-
Type:
Task
-
Resolution: Unresolved
-
Priority:
Major - P3
-
None
-
Affects Version/s: None
-
Component/s: None
-
None
-
None
-
None
-
None
-
None
-
None
-
None
The existing src/mongo/tla_plus/ corpus covers consensus (RaftMongo), reconfiguration, chunk migration, retryable txns moving with chunks, range deletions on secondaries, and ticketed concurrency. It does not cover any aspect of the change-stream cursor lifecycle.
This ticket proposes adding a new TLA+ specification at src/mongo/tla_plus/ChangeStreams/ResumeTokenArming/ that models the well-known lazy-cursor-arming hazard: when a driver implements db.coll.watch() lazily and does not pin the cursor with startAtOperationTime, the server-side cursor's open point becomes the time of the first getMore, not the time watch() returned to the caller. Any change event with a clusterTime in the open window [client_watch_returned, first_getMore_arrives_at_server) is silently dropped.
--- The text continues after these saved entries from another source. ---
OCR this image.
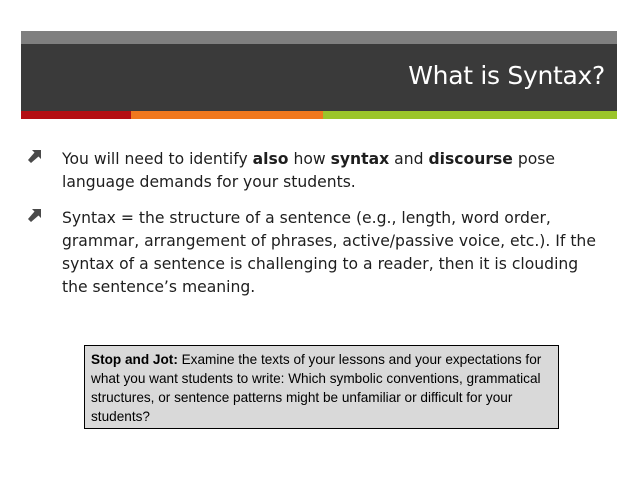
What is Syntax?
You will need to identify also how syntax and discourse pose language demands for your students.
Syntax = the structure of a sentence (e.g., length, word order, grammar, arrangement of phrases, active/passive voice, etc.). If the syntax of a sentence is challenging to a reader, then it is clouding the sentence’s meaning.
Stop and Jot: Examine the texts of your lessons and your expectations for what you want students to write: Which symbolic conventions, grammatical structures, or sentence patterns might be unfamiliar or difficult for your students?
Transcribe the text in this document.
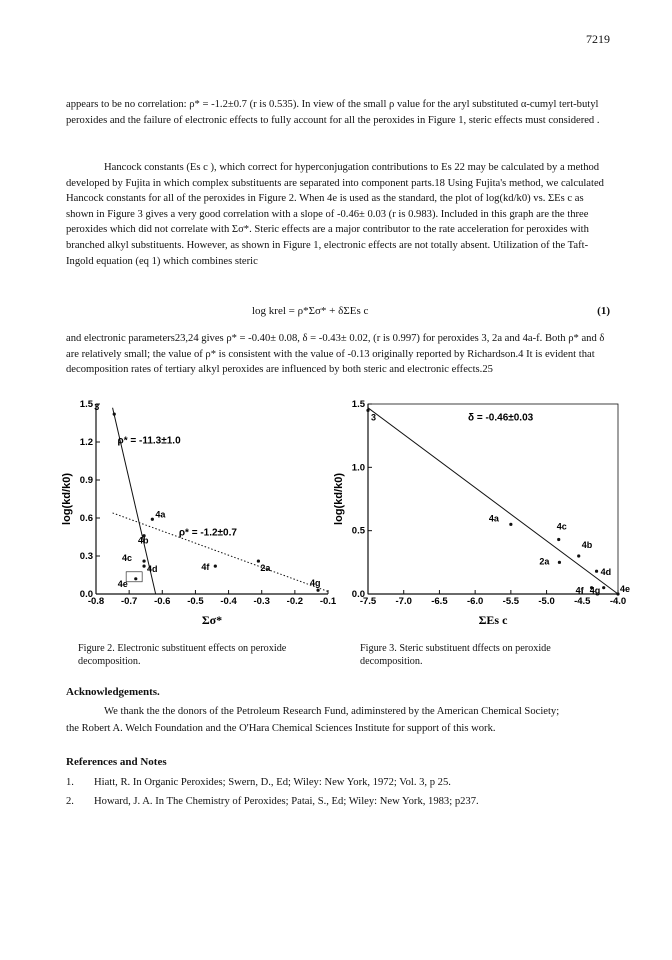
7219

appears to be no correlation: ρ* = -1.2±0.7 (r is 0.535). In view of the small ρ value for the aryl substituted α-cumyl tert-butyl peroxides and the failure of electronic effects to fully account for all the peroxides in Figure 1, steric effects must considered .

Hancock constants (Es c ), which correct for hyperconjugation contributions to Es 22 may be calculated by a method developed by Fujita in which complex substituents are separated into component parts.18 Using Fujita's method, we calculated Hancock constants for all of the peroxides in Figure 2. When 4e is used as the standard, the plot of log(kd/k0) vs. ΣEs c as shown in Figure 3 gives a very good correlation with a slope of -0.46± 0.03 (r is 0.983). Included in this graph are the three peroxides which did not correlate with Σσ*. Steric effects are a major contributor to the rate acceleration for peroxides with branched alkyl substituents. However, as shown in Figure 1, electronic effects are not totally absent. Utilization of the Taft-Ingold equation (eq 1) which combines steric

log krel = ρ*Σσ* + δΣEs c	(1)

and electronic parameters23,24 gives ρ* = -0.40± 0.08, δ = -0.43± 0.02, (r is 0.997) for peroxides 3, 2a and 4a-f. Both ρ* and δ are relatively small; the value of ρ* is consistent with the value of -0.13 originally reported by Richardson.4 It is evident that decomposition rates of tertiary alkyl peroxides are influenced by both steric and electronic effects.25

-0.8 -0.7 -0.6 -0.5 -0.4 -0.3 -0.2 -0.1
0.0
0.3
0.6
0.9
1.2
1.5 3
4a
4b
4c
4d
4e
4f	2a
4g
Σσ*
log(kd/k0)
ρ* = -11.3±1.0
ρ* = -1.2±0.7
Figure 2. Electronic substituent effects on peroxide decomposition.
-7.5 -7.0 -6.5 -6.0 -5.5 -5.0 -4.5 -4.0
0.0
0.5
1.0
1.5
3
4a
4c
2a
4b
4d
4f 4g 4e
ΣEs c
log(kd/k0)
δ = -0.46±0.03
Figure 3. Steric substituent dffects on peroxide decomposition.
Acknowledgements.
We thank the the donors of the Petroleum Research Fund, adiminstered by the American Chemical Society;
the Robert A. Welch Foundation and the O'Hara Chemical Sciences Institute for support of this work.
References and Notes
1. Hiatt, R. In Organic Peroxides; Swern, D., Ed; Wiley: New York, 1972; Vol. 3, p 25.
2. Howard, J. A. In The Chemistry of Peroxides; Patai, S., Ed; Wiley: New York, 1983; p237.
The proposed spec parameterizes the model with a boolean UseStartAt and shows by TLC model-checking that:
- With UseStartAt = FALSE, the NoEventLoss invariant is violated by a short counterexample (~depth 9, 285 states).
- With UseStartAt = TRUE, TLC completes clean (629 distinct states, depth 11).
This gives the change-streams team a formal artifact pinning the cursor-arming invariant that drivers must satisfy, and a machine-checked counterexample that drivers (or future server-side cursor refactors) can be tested against.
Scope
- Pure addition to src/mongo/tla_plus/ChangeStreams/ResumeTokenArming/:
- ResumeTokenArming.tla (~326 lines)
- MCResumeTokenArming.tla (~31 lines)
- MCResumeTokenArming.cfg (~26 lines)
- OWNERS.yml
- README.md
- No C++ source changes.
- No test changes outside the TLA+ corpus.
Run
cd src/mongo/tla_plus ./download-tlc.sh # one-time; pulls tla2tools.jar ./model-check.sh ChangeStreams/ResumeTokenArming
Default cfg ships with UseStartAt = FALSE to make the counterexample visible to the reviewer. Toggle to TRUE to verify the fixed-mode invariance.
Acceptance criteria
- Files land under src/mongo/tla_plus/ChangeStreams/ResumeTokenArming/.
- ./model-check.sh ChangeStreams/ResumeTokenArming produces the documented UseStartAt=FALSE counterexample.
- Owners file routes the spec to the appropriate team.
- README is self-contained for a kernel engineer with no prior change-streams context.
Related work
No prior TLA+ spec covers change streams in this repo. Adjacent in spirit:
- src/mongo/tla_plus/Replication/RaftMongo/ — uses the same actor/oplog idiom.
- src/mongo/tla_plus/Sharding/RangeDeletionsSecondaryNodes/ — uses the same background-actor / consumer idiom.
Implementation status
Draft of all five files authored and TLC-verified locally. Forbidden-term review complete. PR to follow on this ticket.